Penerapa E-bisnis dari sisi teknologi

Dalam sisi teknologi AirAsia menggunakan Computer Reservation System (CRS) dari Navitaire’s Open Skies Technology yaitu  reservasi berbasis web yang terintegrasi dan sistem inventori termasuk didalamnya adalah internet, call center dan kontrol fungsional keberangkatan airport (booking, check-in,baggage).
AirAsia adalah salah satu armada penerbangan pertama yang memperkenalkan opsi tanpa harus mencetak tiket serta menyediakan boardingpass secara online.
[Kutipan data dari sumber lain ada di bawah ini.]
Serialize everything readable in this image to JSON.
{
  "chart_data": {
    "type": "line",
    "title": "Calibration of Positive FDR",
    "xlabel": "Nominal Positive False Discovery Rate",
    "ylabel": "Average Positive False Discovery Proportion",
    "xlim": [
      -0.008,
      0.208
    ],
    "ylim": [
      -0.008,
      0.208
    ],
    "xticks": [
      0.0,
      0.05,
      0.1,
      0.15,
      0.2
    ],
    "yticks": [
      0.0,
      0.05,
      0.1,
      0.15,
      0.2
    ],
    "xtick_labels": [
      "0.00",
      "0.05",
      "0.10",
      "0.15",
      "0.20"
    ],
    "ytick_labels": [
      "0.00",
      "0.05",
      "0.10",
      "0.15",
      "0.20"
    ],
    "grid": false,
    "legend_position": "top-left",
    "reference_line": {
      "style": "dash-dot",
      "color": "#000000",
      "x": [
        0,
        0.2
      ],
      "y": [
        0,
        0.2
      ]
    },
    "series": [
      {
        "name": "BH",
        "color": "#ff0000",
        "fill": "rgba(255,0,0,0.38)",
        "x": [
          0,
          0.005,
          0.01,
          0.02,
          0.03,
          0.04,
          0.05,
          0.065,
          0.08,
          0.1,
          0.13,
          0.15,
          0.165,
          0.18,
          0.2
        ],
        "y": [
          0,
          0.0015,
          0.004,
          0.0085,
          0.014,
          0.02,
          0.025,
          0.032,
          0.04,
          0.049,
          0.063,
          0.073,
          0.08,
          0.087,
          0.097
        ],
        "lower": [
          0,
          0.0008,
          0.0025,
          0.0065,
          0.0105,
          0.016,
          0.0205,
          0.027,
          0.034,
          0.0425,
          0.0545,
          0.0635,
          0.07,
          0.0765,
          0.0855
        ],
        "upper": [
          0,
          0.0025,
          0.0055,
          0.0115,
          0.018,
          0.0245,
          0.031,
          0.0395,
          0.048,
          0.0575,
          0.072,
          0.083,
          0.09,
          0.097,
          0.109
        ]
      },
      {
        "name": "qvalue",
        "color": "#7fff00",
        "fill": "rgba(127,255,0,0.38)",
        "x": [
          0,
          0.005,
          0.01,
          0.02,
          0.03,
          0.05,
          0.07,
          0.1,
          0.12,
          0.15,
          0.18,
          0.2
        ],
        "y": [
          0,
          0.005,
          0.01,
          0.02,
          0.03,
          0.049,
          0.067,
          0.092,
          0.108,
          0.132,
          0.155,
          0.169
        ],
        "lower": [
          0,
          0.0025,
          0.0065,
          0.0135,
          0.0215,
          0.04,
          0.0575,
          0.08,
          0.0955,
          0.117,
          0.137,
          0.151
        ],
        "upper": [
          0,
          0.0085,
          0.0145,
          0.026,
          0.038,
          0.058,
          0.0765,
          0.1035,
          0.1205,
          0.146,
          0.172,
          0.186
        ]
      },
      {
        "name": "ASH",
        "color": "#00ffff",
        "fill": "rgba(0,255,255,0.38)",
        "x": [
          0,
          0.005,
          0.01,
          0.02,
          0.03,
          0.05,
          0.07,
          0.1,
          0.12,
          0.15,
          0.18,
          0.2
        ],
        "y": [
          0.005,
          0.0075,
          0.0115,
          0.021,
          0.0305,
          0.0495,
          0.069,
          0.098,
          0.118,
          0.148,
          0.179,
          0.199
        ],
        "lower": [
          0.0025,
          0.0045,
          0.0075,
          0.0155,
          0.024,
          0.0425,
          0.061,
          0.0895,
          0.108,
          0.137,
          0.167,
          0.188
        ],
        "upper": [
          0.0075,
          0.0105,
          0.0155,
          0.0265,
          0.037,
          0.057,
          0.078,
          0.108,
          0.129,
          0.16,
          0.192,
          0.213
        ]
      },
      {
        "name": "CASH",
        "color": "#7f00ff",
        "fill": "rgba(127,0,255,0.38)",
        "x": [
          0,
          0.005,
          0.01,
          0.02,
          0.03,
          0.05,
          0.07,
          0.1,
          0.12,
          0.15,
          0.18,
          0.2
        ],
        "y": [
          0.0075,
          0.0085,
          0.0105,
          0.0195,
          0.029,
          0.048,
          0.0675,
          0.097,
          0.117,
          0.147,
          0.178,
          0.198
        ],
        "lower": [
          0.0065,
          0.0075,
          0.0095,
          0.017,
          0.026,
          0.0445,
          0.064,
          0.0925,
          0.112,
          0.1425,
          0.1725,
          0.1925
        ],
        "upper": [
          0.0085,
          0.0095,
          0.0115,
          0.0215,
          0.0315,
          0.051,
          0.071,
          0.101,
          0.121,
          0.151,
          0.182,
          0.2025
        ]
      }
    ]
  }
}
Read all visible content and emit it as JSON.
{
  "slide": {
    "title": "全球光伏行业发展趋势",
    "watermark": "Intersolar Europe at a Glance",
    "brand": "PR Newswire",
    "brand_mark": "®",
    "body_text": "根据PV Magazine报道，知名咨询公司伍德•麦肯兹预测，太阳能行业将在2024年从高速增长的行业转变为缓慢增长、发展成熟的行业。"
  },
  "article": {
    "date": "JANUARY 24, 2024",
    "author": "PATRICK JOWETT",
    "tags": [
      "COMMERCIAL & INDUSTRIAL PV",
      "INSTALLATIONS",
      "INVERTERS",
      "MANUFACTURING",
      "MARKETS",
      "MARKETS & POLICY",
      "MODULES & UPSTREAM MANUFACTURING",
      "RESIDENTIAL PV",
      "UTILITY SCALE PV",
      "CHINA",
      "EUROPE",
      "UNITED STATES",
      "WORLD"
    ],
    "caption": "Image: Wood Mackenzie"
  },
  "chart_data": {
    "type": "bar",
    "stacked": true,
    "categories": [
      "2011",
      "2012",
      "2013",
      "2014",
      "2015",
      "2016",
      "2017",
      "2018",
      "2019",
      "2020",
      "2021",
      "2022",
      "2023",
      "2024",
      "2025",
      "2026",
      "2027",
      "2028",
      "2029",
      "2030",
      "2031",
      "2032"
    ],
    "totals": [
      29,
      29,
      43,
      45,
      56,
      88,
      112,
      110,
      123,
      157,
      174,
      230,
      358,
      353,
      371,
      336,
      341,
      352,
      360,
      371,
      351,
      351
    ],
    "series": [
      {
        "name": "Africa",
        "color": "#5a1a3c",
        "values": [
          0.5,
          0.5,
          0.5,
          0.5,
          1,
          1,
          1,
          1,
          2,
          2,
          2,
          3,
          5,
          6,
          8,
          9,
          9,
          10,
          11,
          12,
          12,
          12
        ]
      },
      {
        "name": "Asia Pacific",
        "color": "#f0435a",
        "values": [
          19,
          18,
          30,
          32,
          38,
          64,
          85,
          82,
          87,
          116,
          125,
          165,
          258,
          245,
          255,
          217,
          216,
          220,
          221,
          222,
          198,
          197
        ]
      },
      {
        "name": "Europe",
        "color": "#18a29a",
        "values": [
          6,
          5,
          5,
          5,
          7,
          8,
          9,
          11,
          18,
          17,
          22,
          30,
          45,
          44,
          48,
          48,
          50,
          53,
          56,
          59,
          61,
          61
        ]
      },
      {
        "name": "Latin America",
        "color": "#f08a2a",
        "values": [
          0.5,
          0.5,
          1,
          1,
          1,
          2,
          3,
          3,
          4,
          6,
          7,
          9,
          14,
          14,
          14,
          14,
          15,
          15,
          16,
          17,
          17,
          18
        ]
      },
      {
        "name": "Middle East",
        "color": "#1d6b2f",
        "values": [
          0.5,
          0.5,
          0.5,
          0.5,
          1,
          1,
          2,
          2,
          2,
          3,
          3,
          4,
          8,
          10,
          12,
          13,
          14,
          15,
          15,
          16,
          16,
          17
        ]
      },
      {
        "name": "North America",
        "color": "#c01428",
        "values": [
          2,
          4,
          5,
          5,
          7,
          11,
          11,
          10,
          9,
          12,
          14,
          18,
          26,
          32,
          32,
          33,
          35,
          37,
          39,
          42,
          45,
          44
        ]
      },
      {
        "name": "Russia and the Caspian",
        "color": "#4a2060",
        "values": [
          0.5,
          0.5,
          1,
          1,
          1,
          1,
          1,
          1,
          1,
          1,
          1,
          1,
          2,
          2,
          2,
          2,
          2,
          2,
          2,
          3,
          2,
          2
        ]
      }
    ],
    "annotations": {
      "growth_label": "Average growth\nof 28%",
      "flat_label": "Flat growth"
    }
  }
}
Untuk menunjang website AirAsia, www.airasia.com, perusahaan sudah menunjuk Dynamic Site Acceleration dari Akamai untuk masa 10 tahun memegang tanggung jawab dan peran dalam memelihara dan mengembangkan web. AirAsia sangat mengutamakan kualitas servis yang tinggi dengan konsumen dan juga berbagai fitur kemudahan terbang dengan Air Asia seperti penjadwalan dan juga kemudahan untuk memesan tiket secara online dikarenakan besarnya kapasitas web yang dikunjungi yakni sekitar 1 juta pengunjung web AirAsia tiap bulannya. Dengan permasalahan yang ada,
 Akamai’sDynamic Site Acceleration memberikan solusi dengan meningkatkan performansi web menjadi5x lebih cepat dan hal tersebut dapat dicapai tanpa harus mengeluarkan biaya berlebih untuk perangkat kerasnya
Berikut merupakan contoh menu pesan AirAsia:
tiket-air-asia-4
AirAsia memudahkan costumer dalam melakukan sistem pembayaran dimana costumer dapat membayar mengunakan semua jenis Rekening.
airasia-1
 AirAsia menyediakan checkin secara online sehingga mempermudah costumer untuk melakukan checkin dimanasaja dalam catatan waktu 24 jam sebelum keberangkatan,tidak hanya checkin AirAsia menyediakan menu untuk memesan makanan didalam pesawat.